My opinion is as follows:
“Conformity” and “Artist” do not go together! Like myself, most artists are square pegs that don’t fit in round wholes, and we don’t want to fit!
I believe tha you should create jewelry and/or any other art, based on your passions/abilities/imagination. What do you want to communicate to yourself and to the world? Granted I’ve used the word “Steampunk” on one of my jewelry shops on my website My idea of steampunk is anything goes. You can take a bag of junk (to others it may just look like junk) and make a spectacular piece of jewelry (or two, or three….) from it, and call it whatever you want. Who says you have to go with the status quo, and make sure that you follow all the rules of steampunk?
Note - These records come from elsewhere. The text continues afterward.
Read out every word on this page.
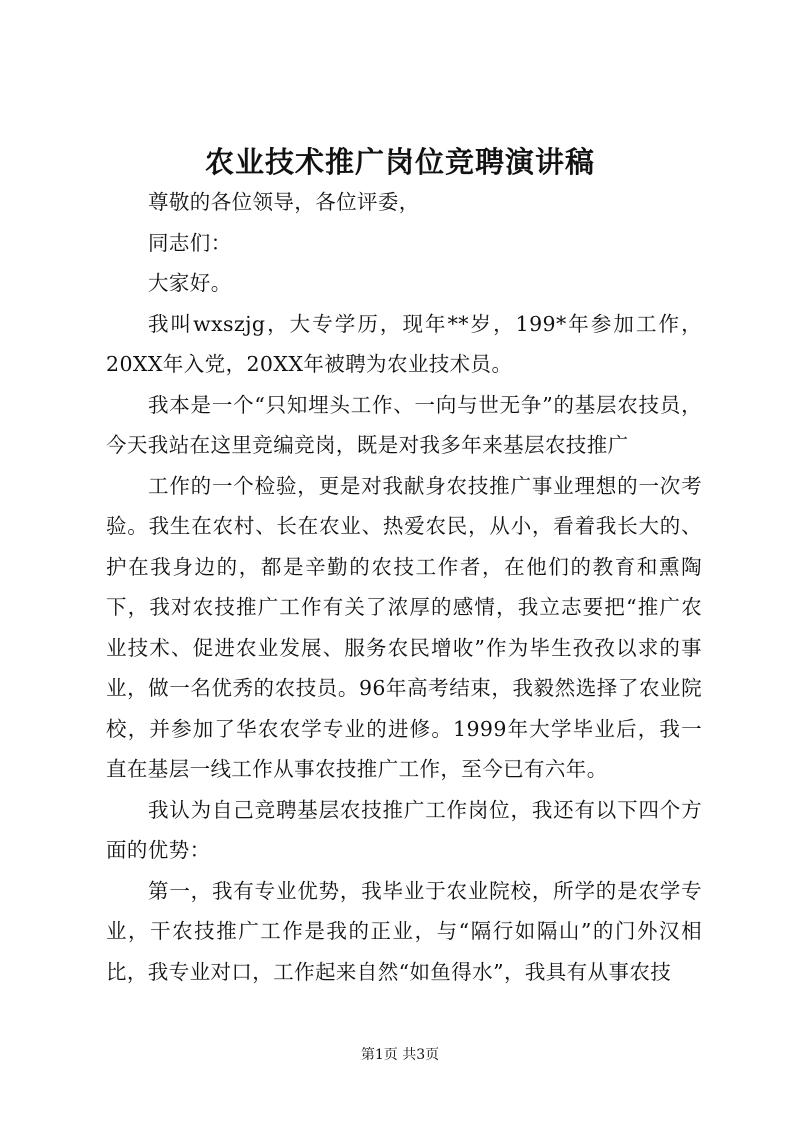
农业技术推广岗位竞聘演讲稿

尊敬的各位领导，各位评委，

同志们：

大家好。

我叫wxszjg，大专学历，现年**岁，199*年参加工作，20XX年入党，20XX年被聘为农业技术员。

我本是一个“只知埋头工作、一向与世无争”的基层农技员，今天我站在这里竞编竞岗，既是对我多年来基层农技推广

工作的一个检验，更是对我献身农技推广事业理想的一次考验。我生在农村、长在农业、热爱农民，从小，看着我长大的、护在我身边的，都是辛勤的农技工作者，在他们的教育和熏陶下，我对农技推广工作有关了浓厚的感情，我立志要把“推广农业技术、促进农业发展、服务农民增收”作为毕生孜孜以求的事业，做一名优秀的农技员。96年高考结束，我毅然选择了农业院校，并参加了华农农学专业的进修。1999年大学毕业后，我一直在基层一线工作从事农技推广工作，至今已有六年。

我认为自己竞聘基层农技推广工作岗位，我还有以下四个方面的优势：

第一，我有专业优势，我毕业于农业院校，所学的是农学专业，干农技推广工作是我的正业，与“隔行如隔山”的门外汉相比，我专业对口，工作起来自然“如鱼得水”，我具有从事农技

第1页 共3页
Personally I’m the quintessential square peg! I always have been. If I had to describe my jewelry style, I would say my passions lie in very pretty, delicate jewelry with an antique hard edge. I also find that I love mixing metals. I likely to throw in copper with silver and gold. Whatever moves me when I’m creating. I don’t stop to think well I better add some african pieces here, or some 20th century pieces there. Never enters my mind! Where do my ideas come from? Who knows they just come. I never analyze my work. I do get most of my inspiration from watching people, and I’ve also been born in the wrong era. Occasionally I’ll look in a book or magazine. Maybe, I’ll even read a couple of lines, then I’ll throw the book/magazine aside and do my own thing.I can say that as an artist, I NEVER COPY anybodies creation, you can’t consider yourself an artist, if you copy someones elses work! You’re a thief! Anyway, I believe inspiration for creativity comes from many sources, the first being within you, and the rest beginning external. If you want to add a watch face, keys, clockworks, insects, flowers, cameos or anything else, do whatever moves you, and let the critics figure it all out. As an artist the word “Conformity” should never be in your vocabulary! For me conformity is just another word for “BullS**T”! and it never describes my work.
What do you think Steampunk is? What’s your style? What do you like? Where do you get your inspiration from?
All great questions, how about some inspiring answers?